Tuesday, April 22, 2008

What becomes a legend most?

Perhaps some cults refuse you membership. At least that's all I can make of the devoted fans of Dubravka Tomšič (left), the legendary Slovenian pianist who played to a wildly enthusiastic crowd in last weekend's Celebrity Series concert at Jordan Hall; after one of the lengthiest and most varied programs I've heard in years (Mozart, Scarlatti, Prokofiev, Srebotnjak (her husband), Brahms, and then the Appassionata), their applause held her through four encores (more Scarlatti, Chopin, Villa-Lobos, and Bach). No one could say Tomšič was ungenerous; indeed, she was lavish, loading her program with both warhorses and rarities.

Yet why did it - and she - leave me a little cold? I was more than slightly surprised at my own reaction (or lack thereof) as Tomšič's legend precedes her - she was advised on her concert career at age 12 by Claudio Arrau, then became the "only protégé" of Artur Rubinstein (although she doesn't sound much like either one of them), and her renown rests on a reputation for sternly Apollonian musicianship. Certainly she has some kind of steel in her fingers; otherwise they never would have lasted through that program. But at least during Friday's concert, her "Olympian vision" only intermittently convinced; indeed, her seriousness occasionally seemed to congeal and turn a bit grim. Part of this was the crummy Steinway she was playing at Jordan Hall, which only yielded so much to her deliberate touch. But part of it was her approach: she drove the Appassionata through force of will, not passion, and her reading of Mozart's melancholy Adagio in B minor was oblique and almost clinical.
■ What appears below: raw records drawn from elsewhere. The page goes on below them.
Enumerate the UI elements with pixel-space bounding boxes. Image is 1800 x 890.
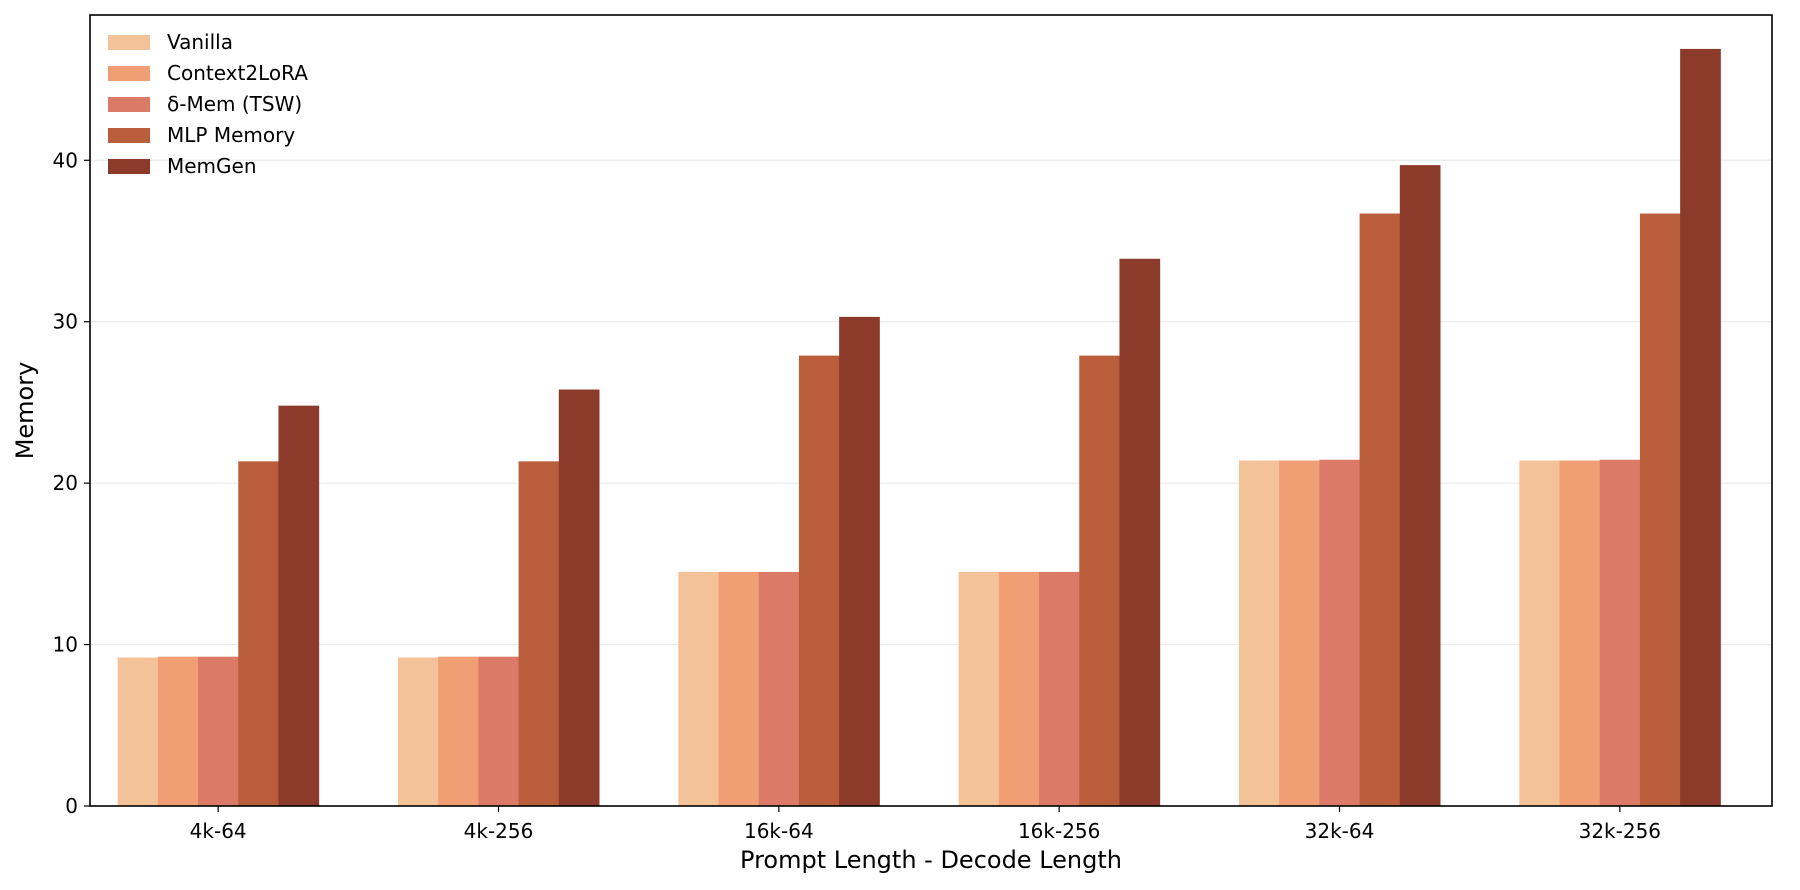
x-tick-label: 4k-256	[464, 819, 534, 843]
ticks: 0 10 20 30 40 4k-64 4k-256 16k-64 16k-256 32k-64 3…	[53, 148, 1661, 843]
bar	[558, 389, 600, 806]
bars	[117, 48, 1721, 807]
bar	[238, 461, 279, 806]
bar	[478, 656, 520, 806]
x-tick-label: 4k-64	[190, 819, 247, 843]
bar	[1559, 460, 1601, 806]
legend-swatch	[108, 97, 150, 112]
legend-swatch	[108, 128, 150, 143]
bar	[1519, 460, 1561, 806]
x-tick-label: 32k-64	[1305, 819, 1375, 843]
bar	[1279, 460, 1320, 806]
bar	[1239, 460, 1280, 806]
legend-swatch	[108, 159, 150, 174]
legend-label: Vanilla	[167, 30, 233, 54]
bar	[958, 571, 1000, 806]
legend-label: MLP Memory	[167, 123, 295, 147]
legend-label: MemGen	[167, 154, 257, 178]
bar	[117, 657, 159, 806]
bar	[1680, 48, 1721, 806]
bar	[518, 461, 560, 806]
x-tick-label: 32k-256	[1579, 819, 1661, 843]
y-tick-label: 20	[53, 471, 78, 495]
legend-label: δ-Mem (TSW)	[167, 92, 302, 116]
legend-label: Context2LoRA	[167, 61, 308, 85]
bar	[198, 656, 239, 806]
bar	[798, 355, 840, 806]
bar	[157, 656, 199, 806]
bar	[718, 571, 760, 806]
bar	[438, 656, 479, 806]
x-tick-label: 16k-256	[1018, 819, 1100, 843]
bar	[1119, 258, 1161, 806]
legend: Vanilla Context2LoRA δ-Mem (TSW) MLP Memory…	[108, 30, 308, 178]
bar	[998, 571, 1040, 806]
legend-swatch	[108, 35, 150, 50]
plot-frame	[89, 14, 1773, 807]
bar	[278, 405, 320, 806]
y-tick-label: 30	[53, 310, 78, 334]
x-tick-label: 16k-64	[744, 819, 814, 843]
grid	[90, 159, 1772, 646]
bar	[1599, 459, 1641, 806]
bar	[1359, 213, 1401, 807]
y-axis-title: Memory	[11, 362, 39, 460]
y-tick-label: 10	[53, 633, 78, 657]
bar	[678, 571, 720, 806]
legend-swatch	[108, 66, 150, 81]
y-tick-label: 40	[53, 148, 78, 172]
bar	[1079, 355, 1120, 806]
bar	[398, 657, 439, 806]
x-axis-title: Prompt Length - Decode Length	[740, 846, 1122, 874]
bar	[758, 571, 800, 806]
bar	[839, 316, 880, 806]
bar	[1399, 165, 1441, 807]
bar	[1319, 459, 1361, 806]
bar	[1639, 213, 1681, 807]
y-tick-label: 0	[65, 794, 78, 818]
bar	[1039, 571, 1080, 806]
Tomšič was far more convincing at the Scarlatti, Prokofiev and Brahms - three composers whom it's hard, true, to construe as any kind of musical group. But her slightly heavy touch brought its own mysterious weight to four Scarlatti sonatas (with trills that glinted with their own rich brilliance), and her intellectual diffidence proved surprisingly appropriate (in different ways) to both the galloping Prokofiev Sonata No. 3 and the ruminative Brahms Intermezzi. The encores were likewise a mixed bag - another memorable Scarlatti, a Chopin Waltz in C# minor with eccentric rubato, and then fireworks with Villa-Lobos's "Le Polichinelle" and a Bach Prelude arranged by Siloti. Perhaps the pianist had finally warmed up; at last she broke into a few shy smiles before the audience's applause. And to be truthful, there were times during this musical marathon when I might have joined in the adulation.